Le seul problème, c’est que je ne sais plus ce que je veux. Mes petits calculs mathématiques bidons que je faisais auparavant sur ma vie ne sont plus réalistes. J’avance à tous les jours n’ayant plus d’objectifs hypothétiques et seule.

Cet été, j’ai appris par la force des choses que je devais remettre en question toutes mes idées préconçues et mes valeurs. L’idéal d’une vie Disney ne m’appartenait peut-être pas. Pour la première fois de ma vie j’ai lâché prise et je me suis dit: « Est-ce que ma vie serait ratée si je mourrais sans conjoint ni enfants »?

Pour certains la réponse est évidente et acquise depuis longtemps, dans mon cas je n’aurais jamais pu penser vivre seule. J’ai décidé de me choisir et d’essayer d’apprendre à être bien avec moi même, juste ÊTRE durant un moment. C’est plein de bonne volonté et d’enthousiasme que je me retrouvais seule pour la première fois, par choix et redéfinissant ma vision de la vie et toutes les idées que j’avais construites du bonheur.

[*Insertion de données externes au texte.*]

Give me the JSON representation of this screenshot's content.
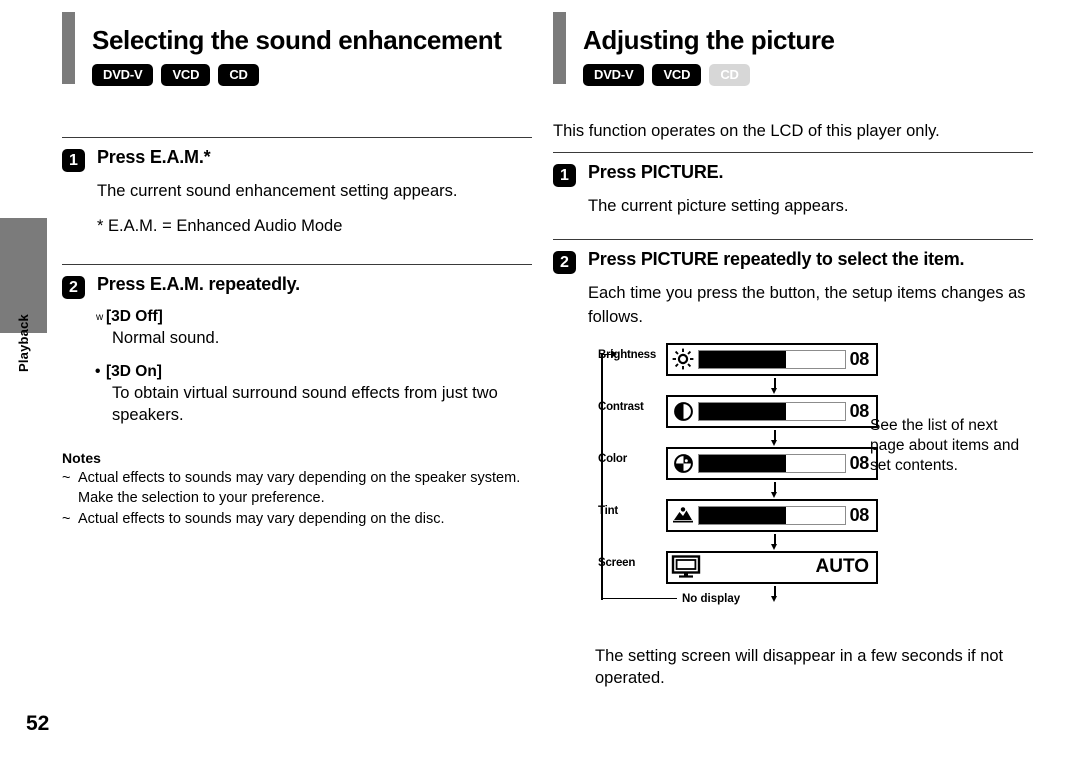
{
  "page": {
    "number": "52",
    "side_tab_label": "Playback"
  },
  "left": {
    "title": "Selecting the sound enhancement",
    "badges": [
      {
        "label": "DVD-V",
        "enabled": true
      },
      {
        "label": "VCD",
        "enabled": true
      },
      {
        "label": "CD",
        "enabled": true
      }
    ],
    "steps": [
      {
        "num": "1",
        "title": "Press E.A.M.*",
        "body": "The current sound enhancement setting appears.",
        "footnote": "* E.A.M. = Enhanced Audio Mode"
      },
      {
        "num": "2",
        "title": "Press E.A.M. repeatedly."
      }
    ],
    "options": [
      {
        "bullet": "w",
        "term": "[3D Off]",
        "desc": "Normal sound."
      },
      {
        "bullet": "•",
        "term": "[3D On]",
        "desc": "To obtain virtual surround sound effects from just two speakers."
      }
    ],
    "notes": {
      "title": "Notes",
      "marker": "~",
      "items": [
        "Actual effects to sounds may vary depending on the speaker system. Make the selection to your preference.",
        "Actual effects to sounds may vary depending on the disc."
      ]
    }
  },
  "right": {
    "title": "Adjusting the picture",
    "badges": [
      {
        "label": "DVD-V",
        "enabled": true
      },
      {
        "label": "VCD",
        "enabled": true
      },
      {
        "label": "CD",
        "enabled": false
      }
    ],
    "intro": "This function operates on the LCD of this player only.",
    "steps": [
      {
        "num": "1",
        "title": "Press PICTURE.",
        "body": "The current picture setting appears."
      },
      {
        "num": "2",
        "title": "Press PICTURE repeatedly to select the item.",
        "body": "Each time you press the button, the setup items changes as follows."
      }
    ],
    "osd": {
      "rows": [
        {
          "label": "Brightness",
          "icon": "brightness-sun-icon",
          "value": "08",
          "fill_percent": 60
        },
        {
          "label": "Contrast",
          "icon": "contrast-half-circle-icon",
          "value": "08",
          "fill_percent": 60
        },
        {
          "label": "Color",
          "icon": "color-wheel-icon",
          "value": "08",
          "fill_percent": 60
        },
        {
          "label": "Tint",
          "icon": "tint-landscape-icon",
          "value": "08",
          "fill_percent": 60
        },
        {
          "label": "Screen",
          "icon": "monitor-screen-icon",
          "value": "AUTO",
          "fill_percent": null
        }
      ],
      "end_label": "No display"
    },
    "side_note": "See the list of next page about items and set contents.",
    "tail_note": "The setting screen will disappear in a few seconds if not operated."
  }
}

Ce que je ne savais pas, quel gros défi de seulement ÊTRE! Découvrir mes passions, ce qui m’allume, ce qui me donne envie de me lever le matin, de choisir mon milieu de travail, de respecter mes choix et mes feelings, créer de nouveaux objectifs qui comprennent que moi. Ne pas attendre de rencontrer quelqu’un ou d’avoir plus pour ÊTRE heureuse.

Pourquoi cela semble facile chez ces filles-là? Je me rassure en me disant qu’il y a peut-être trop de filtres sur leurs vies… Qu’elles n’ont jamais eu le temps de faire l’exercice de découvrir ce qu’elles veulent vraiment, au détriment d’une société centrée sur l’avoir et l’image Pinterest.

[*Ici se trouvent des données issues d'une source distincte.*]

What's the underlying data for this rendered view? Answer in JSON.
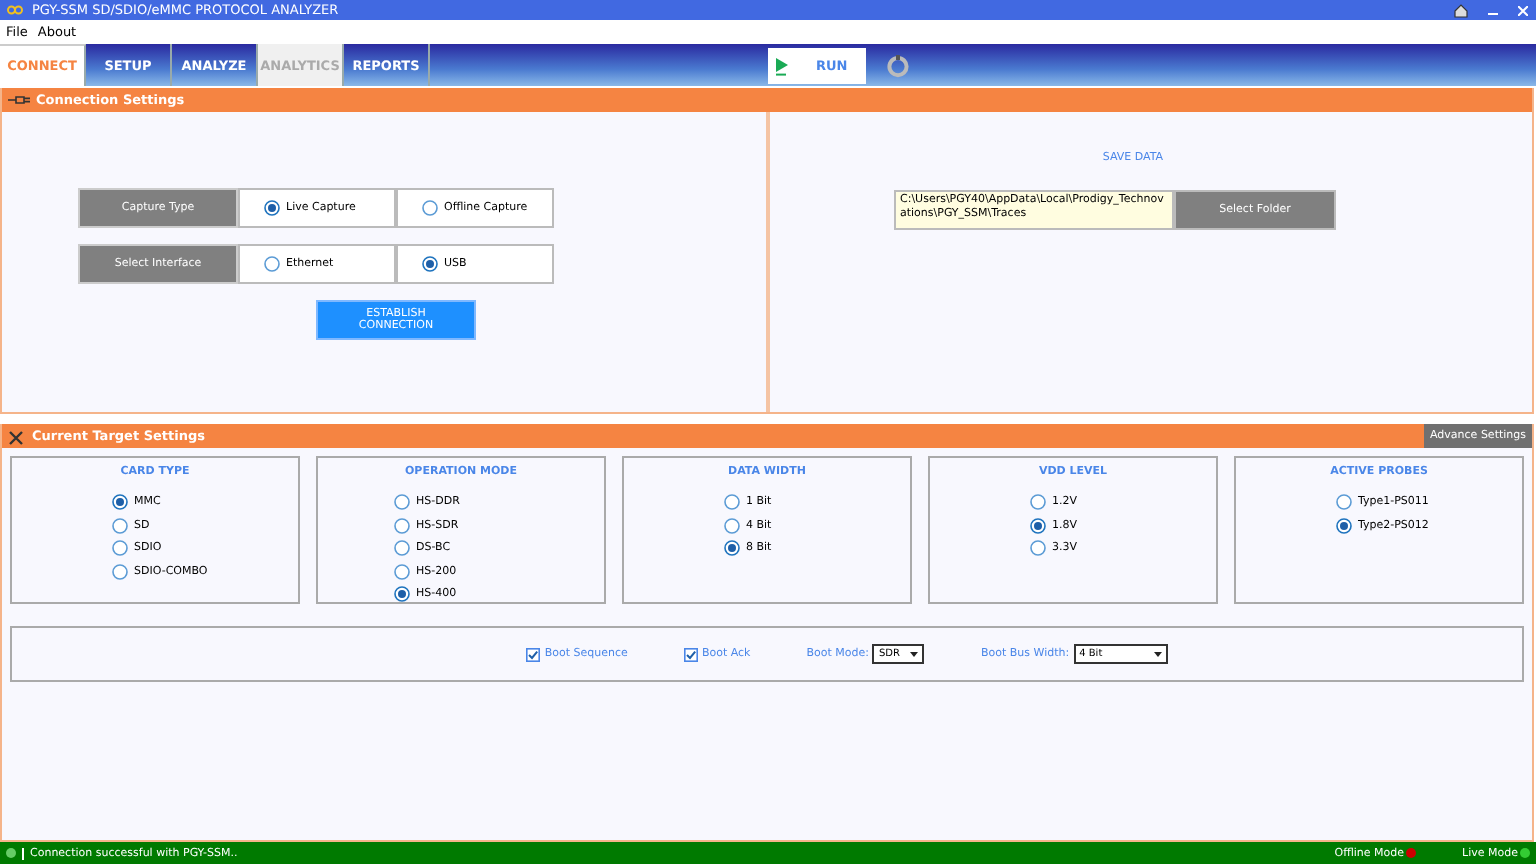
{
  "window": {
    "title": "PGY-SSM SD/SDIO/eMMC PROTOCOL ANALYZER"
  },
  "menu": [
    "File",
    "About"
  ],
  "tabs": [
    {
      "label": "CONNECT",
      "selected": true,
      "disabled": false
    },
    {
      "label": "SETUP",
      "selected": false,
      "disabled": false
    },
    {
      "label": "ANALYZE",
      "selected": false,
      "disabled": false
    },
    {
      "label": "ANALYTICS",
      "selected": false,
      "disabled": true
    },
    {
      "label": "REPORTS",
      "selected": false,
      "disabled": false
    }
  ],
  "run_button": {
    "label": "RUN"
  },
  "connection_settings": {
    "title": "Connection Settings",
    "rows": [
      {
        "label": "Capture Type",
        "options": [
          {
            "label": "Live Capture",
            "selected": true
          },
          {
            "label": "Offline Capture",
            "selected": false
          }
        ]
      },
      {
        "label": "Select Interface",
        "options": [
          {
            "label": "Ethernet",
            "selected": false
          },
          {
            "label": "USB",
            "selected": true
          }
        ]
      }
    ],
    "connect_button": "ESTABLISH CONNECTION",
    "save_data": {
      "title": "SAVE DATA",
      "path": "C:\\Users\\PGY40\\AppData\\Local\\Prodigy_Technovations\\PGY_SSM\\Traces",
      "button": "Select Folder"
    }
  },
  "target_settings": {
    "title": "Current Target Settings",
    "advance_button": "Advance Settings",
    "groups": [
      {
        "title": "CARD TYPE",
        "options": [
          {
            "label": "MMC",
            "selected": true
          },
          {
            "label": "SD",
            "selected": false
          },
          {
            "label": "SDIO",
            "selected": false
          },
          {
            "label": "SDIO-COMBO",
            "selected": false
          }
        ]
      },
      {
        "title": "OPERATION MODE",
        "options": [
          {
            "label": "HS-DDR",
            "selected": false
          },
          {
            "label": "HS-SDR",
            "selected": false
          },
          {
            "label": "DS-BC",
            "selected": false
          },
          {
            "label": "HS-200",
            "selected": false
          },
          {
            "label": "HS-400",
            "selected": true
          }
        ]
      },
      {
        "title": "DATA WIDTH",
        "options": [
          {
            "label": "1 Bit",
            "selected": false
          },
          {
            "label": "4 Bit",
            "selected": false
          },
          {
            "label": "8 Bit",
            "selected": true
          }
        ]
      },
      {
        "title": "VDD LEVEL",
        "options": [
          {
            "label": "1.2V",
            "selected": false
          },
          {
            "label": "1.8V",
            "selected": true
          },
          {
            "label": "3.3V",
            "selected": false
          }
        ]
      },
      {
        "title": "ACTIVE PROBES",
        "options": [
          {
            "label": "Type1-PS011",
            "selected": false
          },
          {
            "label": "Type2-PS012",
            "selected": true
          }
        ]
      }
    ],
    "boot": [
      {
        "kind": "checkbox",
        "label": "Boot Sequence",
        "checked": true
      },
      {
        "kind": "checkbox",
        "label": "Boot Ack",
        "checked": true
      },
      {
        "kind": "dropdown",
        "label": "Boot Mode:",
        "value": "SDR"
      },
      {
        "kind": "dropdown",
        "label": "Boot Bus Width:",
        "value": "4 Bit"
      }
    ]
  },
  "status_bar": {
    "message": "Connection successful with PGY-SSM..",
    "indicators": [
      {
        "label": "Offline Mode",
        "color": "#cc0000"
      },
      {
        "label": "Live Mode",
        "color": "#33cc33"
      }
    ]
  }
}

Je suis dans une période de ma vie très égoïste, mon nombril doit être la plus grosse partie de mon corps et celle à qui je donne le plus d’importance. Je désire ÊTRE seule, mais en même temps, la solitude me donne le cafard et m’expose à la vulnérabilité. Cette vulnérabilité qui serait moins voyante à deux et que je pourrais étouffer en m’occupant des autres, pas de moi.

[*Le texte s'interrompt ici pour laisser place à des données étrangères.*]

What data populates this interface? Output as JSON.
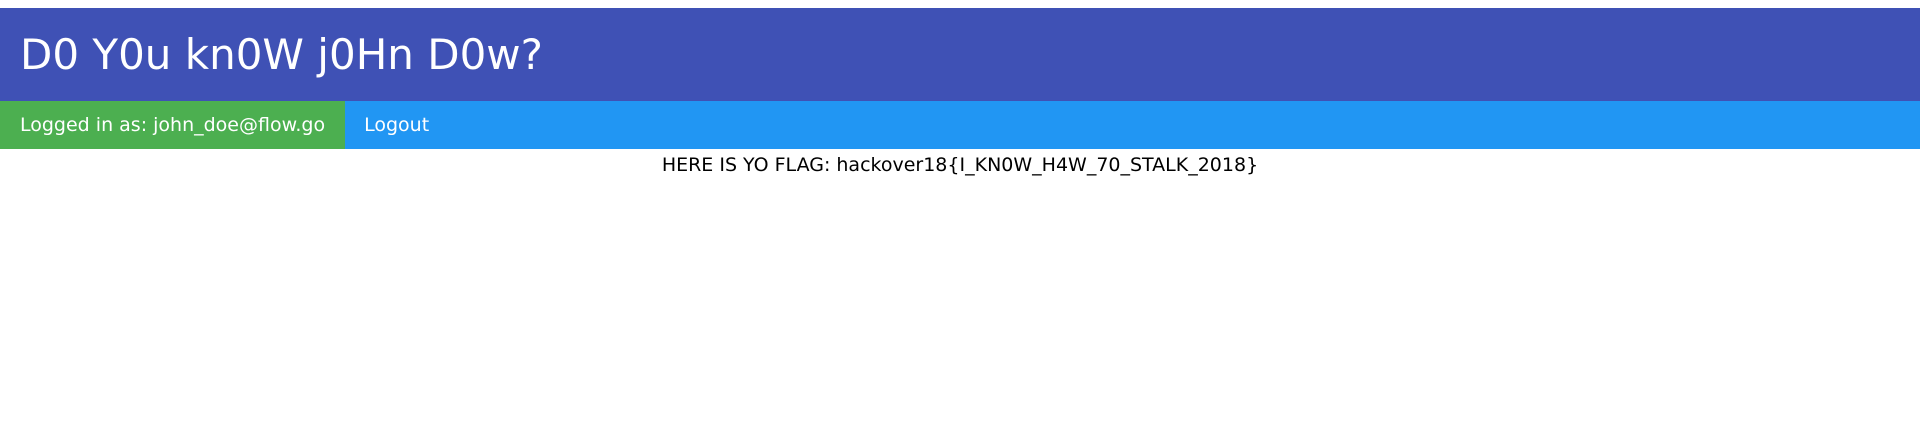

Mon moi est blessé, il pleure, il se sent seul, et ce, même si nous sommes en 2017 ou j’ai accès à l’autre au bout de mes doigts. Cet accès qui me fait mal plus qu’autre chose. Mis à part quand entre deux lignes de ce texte j’essaie de me faire une queue de cheval et que mon élastique se brise entre mes doigts, même lui ne veut pas de moi.

mlle cafard, elastique, remise en question

Alors je n’ai qu’un choix, travailler sur moi et me dire que ce n’est qu’une passe, que lorsque je vais ÊTRE, la vie parfaite (en images) de ces filles-là ne m’atteindra plus dans ma solitude. Ces projections d’un type d’idéal ne me blesseront plus sans le savoir à l’autre bout de mon écran, car je vais ÊTRE assez forte pour ne plus me comparer et ne plus aller regarder leurs murs filtrés. Je désire embrasser ma solitude et mon cafard, ils me rendront plus grande.

Je dois avouer que je viens de trouver mon nouvel objectif qui est d’ÊTRE, merci cafard, tu me fais évoluer.